Evaluation of Predictive Reliability to Foster Trust in Artificial Intelligence. A case study in Multiple Sclerosis (2402.17554v1)

Abstract: Applying AI and Machine Learning (ML) in critical contexts, such as medicine, requires the implementation of safety measures to reduce risks of harm in case of prediction errors. Spotting ML failures is of paramount importance when ML predictions are used to drive clinical decisions. ML predictive reliability measures the degree of trust of a ML prediction on a new instance, thus allowing decision-makers to accept or reject it based on its reliability. To assess reliability, we propose a method that implements two principles. First, our approach evaluates whether an instance to be classified is coming from the same distribution of the training set. To do this, we leverage Autoencoders (AEs) ability to reconstruct the training set with low error. An instance is considered Out-of-Distribution (OOD) if the AE reconstructs it with a high error. Second, it is evaluated whether the ML classifier has good performances on samples similar to the newly classified instance by using a proxy model.

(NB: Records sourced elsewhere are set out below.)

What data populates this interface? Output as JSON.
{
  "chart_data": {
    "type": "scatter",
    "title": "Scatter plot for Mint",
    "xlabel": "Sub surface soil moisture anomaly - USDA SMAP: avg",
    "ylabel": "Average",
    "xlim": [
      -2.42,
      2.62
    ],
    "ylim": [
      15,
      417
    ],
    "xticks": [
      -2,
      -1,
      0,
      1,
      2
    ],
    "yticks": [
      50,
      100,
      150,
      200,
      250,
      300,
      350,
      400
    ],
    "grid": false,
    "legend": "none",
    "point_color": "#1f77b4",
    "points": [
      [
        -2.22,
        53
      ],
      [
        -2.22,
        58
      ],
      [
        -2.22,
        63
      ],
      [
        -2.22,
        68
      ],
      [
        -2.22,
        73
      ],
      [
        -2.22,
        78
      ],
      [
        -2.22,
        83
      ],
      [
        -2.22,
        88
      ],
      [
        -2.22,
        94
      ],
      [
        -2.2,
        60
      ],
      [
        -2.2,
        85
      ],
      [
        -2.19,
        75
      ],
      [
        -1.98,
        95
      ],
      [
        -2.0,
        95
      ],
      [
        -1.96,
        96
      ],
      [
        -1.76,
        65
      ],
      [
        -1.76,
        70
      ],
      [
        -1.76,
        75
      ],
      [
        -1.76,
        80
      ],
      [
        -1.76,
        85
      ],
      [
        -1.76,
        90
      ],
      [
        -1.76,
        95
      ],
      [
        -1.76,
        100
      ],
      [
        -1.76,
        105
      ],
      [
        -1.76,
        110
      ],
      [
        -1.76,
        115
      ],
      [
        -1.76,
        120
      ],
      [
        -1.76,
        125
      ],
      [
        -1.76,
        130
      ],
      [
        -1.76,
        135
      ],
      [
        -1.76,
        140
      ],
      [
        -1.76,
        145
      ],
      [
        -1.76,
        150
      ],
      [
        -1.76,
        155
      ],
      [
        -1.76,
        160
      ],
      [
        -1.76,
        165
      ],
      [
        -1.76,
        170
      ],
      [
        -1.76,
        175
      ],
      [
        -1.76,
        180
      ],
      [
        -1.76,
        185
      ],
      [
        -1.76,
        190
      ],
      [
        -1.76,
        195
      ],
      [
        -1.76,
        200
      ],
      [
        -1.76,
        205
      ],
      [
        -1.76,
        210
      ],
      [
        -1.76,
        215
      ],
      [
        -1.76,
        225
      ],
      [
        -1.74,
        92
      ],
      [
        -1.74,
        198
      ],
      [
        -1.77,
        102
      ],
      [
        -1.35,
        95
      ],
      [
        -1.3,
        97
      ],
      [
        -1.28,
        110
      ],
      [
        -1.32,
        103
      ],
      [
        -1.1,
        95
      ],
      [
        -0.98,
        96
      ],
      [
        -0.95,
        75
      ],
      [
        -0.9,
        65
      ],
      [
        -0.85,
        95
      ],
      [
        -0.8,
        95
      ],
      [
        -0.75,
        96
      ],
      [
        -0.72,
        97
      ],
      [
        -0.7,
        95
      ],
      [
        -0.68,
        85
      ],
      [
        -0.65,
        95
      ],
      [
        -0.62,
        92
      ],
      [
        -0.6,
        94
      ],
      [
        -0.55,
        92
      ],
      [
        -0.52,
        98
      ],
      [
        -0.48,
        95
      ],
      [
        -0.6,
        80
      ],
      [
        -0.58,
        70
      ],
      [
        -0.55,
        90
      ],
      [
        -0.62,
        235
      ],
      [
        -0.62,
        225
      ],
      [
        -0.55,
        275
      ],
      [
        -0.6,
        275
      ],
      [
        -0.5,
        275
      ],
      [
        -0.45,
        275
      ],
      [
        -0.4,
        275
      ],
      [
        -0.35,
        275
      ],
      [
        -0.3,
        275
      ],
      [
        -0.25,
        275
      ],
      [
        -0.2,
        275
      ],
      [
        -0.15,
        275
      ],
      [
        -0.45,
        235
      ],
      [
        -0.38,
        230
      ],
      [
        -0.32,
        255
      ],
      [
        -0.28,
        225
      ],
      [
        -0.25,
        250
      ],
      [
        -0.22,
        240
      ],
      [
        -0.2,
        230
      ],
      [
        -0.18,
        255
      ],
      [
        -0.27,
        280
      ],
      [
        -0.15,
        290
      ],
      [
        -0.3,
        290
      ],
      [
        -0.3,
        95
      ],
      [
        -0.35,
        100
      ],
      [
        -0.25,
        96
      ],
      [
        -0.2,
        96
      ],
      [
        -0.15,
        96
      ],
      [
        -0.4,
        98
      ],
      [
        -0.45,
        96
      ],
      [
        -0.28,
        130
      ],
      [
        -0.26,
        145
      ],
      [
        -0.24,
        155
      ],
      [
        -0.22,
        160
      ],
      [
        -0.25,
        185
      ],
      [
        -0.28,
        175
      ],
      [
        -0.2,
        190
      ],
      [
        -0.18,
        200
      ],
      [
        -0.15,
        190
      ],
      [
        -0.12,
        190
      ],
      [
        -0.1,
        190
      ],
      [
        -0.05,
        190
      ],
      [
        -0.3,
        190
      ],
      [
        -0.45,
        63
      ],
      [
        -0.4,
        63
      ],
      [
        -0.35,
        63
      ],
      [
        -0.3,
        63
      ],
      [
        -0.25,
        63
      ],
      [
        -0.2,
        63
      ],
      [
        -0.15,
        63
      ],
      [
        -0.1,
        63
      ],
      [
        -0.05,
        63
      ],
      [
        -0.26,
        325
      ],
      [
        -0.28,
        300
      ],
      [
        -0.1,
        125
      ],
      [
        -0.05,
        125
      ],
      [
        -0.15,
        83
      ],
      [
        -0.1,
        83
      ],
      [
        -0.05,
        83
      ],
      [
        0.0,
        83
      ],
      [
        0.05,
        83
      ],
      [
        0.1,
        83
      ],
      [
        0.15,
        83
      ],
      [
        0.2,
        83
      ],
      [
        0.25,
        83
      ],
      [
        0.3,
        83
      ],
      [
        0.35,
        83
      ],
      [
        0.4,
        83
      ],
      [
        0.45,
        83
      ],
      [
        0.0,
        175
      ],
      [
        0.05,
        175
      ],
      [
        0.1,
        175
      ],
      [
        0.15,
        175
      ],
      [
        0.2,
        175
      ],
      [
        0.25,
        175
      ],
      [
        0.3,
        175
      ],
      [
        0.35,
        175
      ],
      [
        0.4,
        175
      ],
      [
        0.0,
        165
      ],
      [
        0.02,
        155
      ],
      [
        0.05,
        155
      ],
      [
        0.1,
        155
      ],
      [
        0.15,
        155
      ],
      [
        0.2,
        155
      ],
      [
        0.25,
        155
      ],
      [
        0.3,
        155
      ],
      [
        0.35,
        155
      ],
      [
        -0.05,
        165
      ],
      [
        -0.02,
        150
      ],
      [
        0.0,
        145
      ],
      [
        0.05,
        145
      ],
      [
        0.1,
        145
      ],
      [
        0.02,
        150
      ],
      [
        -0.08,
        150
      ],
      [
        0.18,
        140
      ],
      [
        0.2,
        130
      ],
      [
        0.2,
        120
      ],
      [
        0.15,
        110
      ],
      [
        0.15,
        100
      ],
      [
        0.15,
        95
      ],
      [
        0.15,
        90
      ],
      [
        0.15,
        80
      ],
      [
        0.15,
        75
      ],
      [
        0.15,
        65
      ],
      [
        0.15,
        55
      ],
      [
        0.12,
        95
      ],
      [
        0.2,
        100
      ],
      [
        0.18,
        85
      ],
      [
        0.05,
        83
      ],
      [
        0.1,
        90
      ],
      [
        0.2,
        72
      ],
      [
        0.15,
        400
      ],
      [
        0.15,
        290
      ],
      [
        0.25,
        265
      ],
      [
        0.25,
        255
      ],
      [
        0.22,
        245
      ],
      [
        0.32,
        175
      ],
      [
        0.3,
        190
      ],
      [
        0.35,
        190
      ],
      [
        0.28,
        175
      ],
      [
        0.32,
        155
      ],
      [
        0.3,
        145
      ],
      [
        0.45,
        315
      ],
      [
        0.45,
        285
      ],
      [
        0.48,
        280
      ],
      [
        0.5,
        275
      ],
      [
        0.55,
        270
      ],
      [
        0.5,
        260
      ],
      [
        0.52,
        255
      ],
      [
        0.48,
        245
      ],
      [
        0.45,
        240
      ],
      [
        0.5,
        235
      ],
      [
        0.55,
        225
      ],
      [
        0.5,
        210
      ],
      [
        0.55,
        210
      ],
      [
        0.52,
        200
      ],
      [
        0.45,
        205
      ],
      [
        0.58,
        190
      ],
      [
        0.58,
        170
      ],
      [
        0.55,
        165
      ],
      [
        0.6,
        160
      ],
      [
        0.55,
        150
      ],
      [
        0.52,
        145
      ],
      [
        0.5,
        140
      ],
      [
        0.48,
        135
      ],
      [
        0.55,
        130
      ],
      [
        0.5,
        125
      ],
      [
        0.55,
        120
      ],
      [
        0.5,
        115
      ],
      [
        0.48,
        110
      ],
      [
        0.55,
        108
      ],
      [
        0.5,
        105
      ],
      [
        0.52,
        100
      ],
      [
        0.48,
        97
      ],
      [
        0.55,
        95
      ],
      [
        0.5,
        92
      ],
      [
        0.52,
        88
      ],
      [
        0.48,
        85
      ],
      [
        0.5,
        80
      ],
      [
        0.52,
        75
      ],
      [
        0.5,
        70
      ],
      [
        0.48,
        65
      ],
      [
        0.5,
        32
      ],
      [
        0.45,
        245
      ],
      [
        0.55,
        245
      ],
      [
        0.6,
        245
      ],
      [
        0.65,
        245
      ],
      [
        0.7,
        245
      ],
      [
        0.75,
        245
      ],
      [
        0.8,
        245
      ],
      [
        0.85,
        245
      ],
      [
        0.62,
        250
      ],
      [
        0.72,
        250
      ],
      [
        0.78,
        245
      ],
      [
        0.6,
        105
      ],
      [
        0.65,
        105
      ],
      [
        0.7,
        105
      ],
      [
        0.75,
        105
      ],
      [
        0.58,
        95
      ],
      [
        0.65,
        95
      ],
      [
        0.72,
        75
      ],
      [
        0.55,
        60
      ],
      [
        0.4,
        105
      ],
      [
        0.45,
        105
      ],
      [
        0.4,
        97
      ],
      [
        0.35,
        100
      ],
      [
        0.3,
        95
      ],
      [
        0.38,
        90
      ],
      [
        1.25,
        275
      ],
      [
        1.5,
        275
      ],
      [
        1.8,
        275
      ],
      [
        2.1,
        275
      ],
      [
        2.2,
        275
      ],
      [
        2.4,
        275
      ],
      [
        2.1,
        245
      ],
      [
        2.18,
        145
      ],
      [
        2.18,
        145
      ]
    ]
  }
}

We show that this approach is able to assess reliability both in a simulated scenario and on a model trained to predict disease progression of Multiple Sclerosis patients. We also developed a Python package, named relAI, to embed reliability measures into ML pipelines. We propose a simple approach that can be used in the deployment phase of any ML model to suggest whether to trust predictions or not. Our method holds the promise to provide effective support to clinicians by spotting potential ML failures during deployment.